# RCS SQL Intro

# SQL - Structured Query Language
Domain-specific language used in programming and designed for managing data held in a relational database management system (RDBMS)

# History
* Set Theory
* Edgar F. Cobb Relation Model 1970 (later https://en.wikipedia.org/wiki/Codd%27s_12_rules)
* Normalforms (Informally, a relational database relation is often described as "normalized" if it meets third normal form. Most 3NF relations are free of insertion, update, and deletion anomalies.)
* ACID (Atomicity, Consistency, Isolation, Durability) 
* Future




* CREATE
* INSERT
* UPDATE
* DELETE

* SELECT

(In general programming CRUD (Create,Read,Update,Delete))

# SQL Lite - Embedded SQL Database
###  https://www.sqlite.org/index.html
![SQL](https://www.sqlite.org/images/sqlite370_banner.gif)

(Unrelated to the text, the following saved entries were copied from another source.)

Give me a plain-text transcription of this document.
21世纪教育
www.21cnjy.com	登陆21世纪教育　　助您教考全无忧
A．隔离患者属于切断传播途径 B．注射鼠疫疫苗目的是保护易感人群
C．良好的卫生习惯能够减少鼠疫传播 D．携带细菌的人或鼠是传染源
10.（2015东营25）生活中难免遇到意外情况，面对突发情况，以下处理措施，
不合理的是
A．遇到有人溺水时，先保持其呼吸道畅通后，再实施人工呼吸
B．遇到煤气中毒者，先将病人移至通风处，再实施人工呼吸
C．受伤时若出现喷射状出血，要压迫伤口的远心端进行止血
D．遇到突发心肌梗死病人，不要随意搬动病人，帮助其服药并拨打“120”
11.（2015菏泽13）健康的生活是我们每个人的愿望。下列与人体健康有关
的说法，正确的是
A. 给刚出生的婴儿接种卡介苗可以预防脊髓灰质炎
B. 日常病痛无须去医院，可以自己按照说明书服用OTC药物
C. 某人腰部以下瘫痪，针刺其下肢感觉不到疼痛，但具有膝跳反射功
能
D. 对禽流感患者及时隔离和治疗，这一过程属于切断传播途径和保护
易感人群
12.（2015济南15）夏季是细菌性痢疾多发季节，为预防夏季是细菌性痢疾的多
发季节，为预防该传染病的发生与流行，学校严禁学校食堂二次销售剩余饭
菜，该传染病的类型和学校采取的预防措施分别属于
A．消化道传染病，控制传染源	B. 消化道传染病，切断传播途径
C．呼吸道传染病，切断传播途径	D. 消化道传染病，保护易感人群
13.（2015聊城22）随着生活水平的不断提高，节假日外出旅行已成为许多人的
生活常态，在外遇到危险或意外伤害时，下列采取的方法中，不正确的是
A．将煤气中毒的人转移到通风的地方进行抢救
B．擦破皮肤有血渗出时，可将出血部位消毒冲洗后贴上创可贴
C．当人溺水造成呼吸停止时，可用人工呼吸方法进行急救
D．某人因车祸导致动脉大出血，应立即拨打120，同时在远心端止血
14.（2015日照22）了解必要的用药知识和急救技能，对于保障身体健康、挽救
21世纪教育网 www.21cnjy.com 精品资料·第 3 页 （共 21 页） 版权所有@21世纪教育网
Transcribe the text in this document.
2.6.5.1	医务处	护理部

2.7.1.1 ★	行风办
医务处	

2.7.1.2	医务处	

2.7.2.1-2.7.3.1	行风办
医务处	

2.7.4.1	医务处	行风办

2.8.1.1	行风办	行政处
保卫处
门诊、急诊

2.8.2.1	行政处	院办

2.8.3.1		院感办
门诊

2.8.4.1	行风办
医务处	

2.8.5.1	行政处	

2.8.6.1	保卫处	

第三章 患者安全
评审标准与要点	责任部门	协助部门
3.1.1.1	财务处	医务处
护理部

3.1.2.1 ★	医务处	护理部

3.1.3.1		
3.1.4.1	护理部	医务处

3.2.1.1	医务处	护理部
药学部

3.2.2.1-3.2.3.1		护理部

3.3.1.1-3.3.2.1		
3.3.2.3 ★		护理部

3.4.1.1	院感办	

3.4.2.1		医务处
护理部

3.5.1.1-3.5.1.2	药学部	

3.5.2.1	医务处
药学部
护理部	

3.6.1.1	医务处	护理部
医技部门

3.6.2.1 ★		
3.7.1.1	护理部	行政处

* simple single user DB adhering to SQL standard
* up to 140TB in a single file

## SQLite vs other SQL databases (MySQL, Postegres, Oracle, Microsoft SQL server)
https://www.sqlite.org/whentouse.html

* https://www.mysql.com/ (Bought by Oracle, but still open source)
* MySQL fork: https://mariadb.org/
* https://www.postgresql.org/
* https://www.microsoft.com/en-us/sql-server

In [None]:
## Resources / books / tutorials / online viewers

### Books


 * https://www.amazon.com/Learning-SQL-Master-Fundamentals/dp/0596520832
 * https://www.amazon.com/Head-First-SQL-Brain-Learners/dp/0596526849
 * For manga lovers: https://www.amazon.com/Manga-Guide-Databases-Mana-Takahashi/dp/1593271905
 
Online
 * https://sqliteonline.com/

 * https://www.python-course.eu/sql_python.php      
 * [SchemaCrawler](https://www.schemacrawler.com/diagramming.html) - for crawling db schemas lot of yak shaving involved
 * https://sqlzoo.net/ - great practice tool

In [None]:
# Many ways to use SQL (command line, varius GUIs) ORM
# we'll use it embedded in Python

In [8]:
import sqlite3

In [11]:
db = sqlite3.connect('./db/chinook.db')

In [12]:
# prepare a cursor object using cursor() method
cursor = db.cursor()

In [28]:
# sample database Chinook
# fork at https://github.com/ValRCS/chinook-database
# good tutorials at http://www.sqlitetutorial.net/sqlite-python/

![CHINOOK STRUCTURE](sqlite-sample-database-color.jpg)

In [None]:
# Open question on easiest way to visualize table schema: https://stackoverflow.com/questions/433071/good-tool-to-visualise-database-schema

## Chinook sample database tables
### There are 11 tables in the chinook sample database

*  employees table stores employees data such as employee id, last name, first name, etc. It also has a field named ReportsTo to specify who reports to whom.
*  customers table stores customers data.
*  invoices & invoice_items tables: these two tables store invoice data. The invoices table stores invoice header data and the invoice_items table stores the invoice line items data.
*  artists table stores artists data. It is a simple table that contains only artist id and name.
*  albums table stores data about a list of tracks. Each album belongs to one artist. However, one artist may have multiple albums.
*  media_types table stores media types such as MPEG audio file, ACC audio file, etc.
*  genres table stores music types such as rock, jazz, metal, etc.
*  tracks table store the data of songs. Each track belongs to one album.
*  playlists & playlist_track tables: playlists table store data about playlists. Each playlist contains a list of tracks. Each track may belong to multiple playlists. The relationship between the playlists table and tracks table is many-to-many. The playlist_track table is used to reflect this relationship.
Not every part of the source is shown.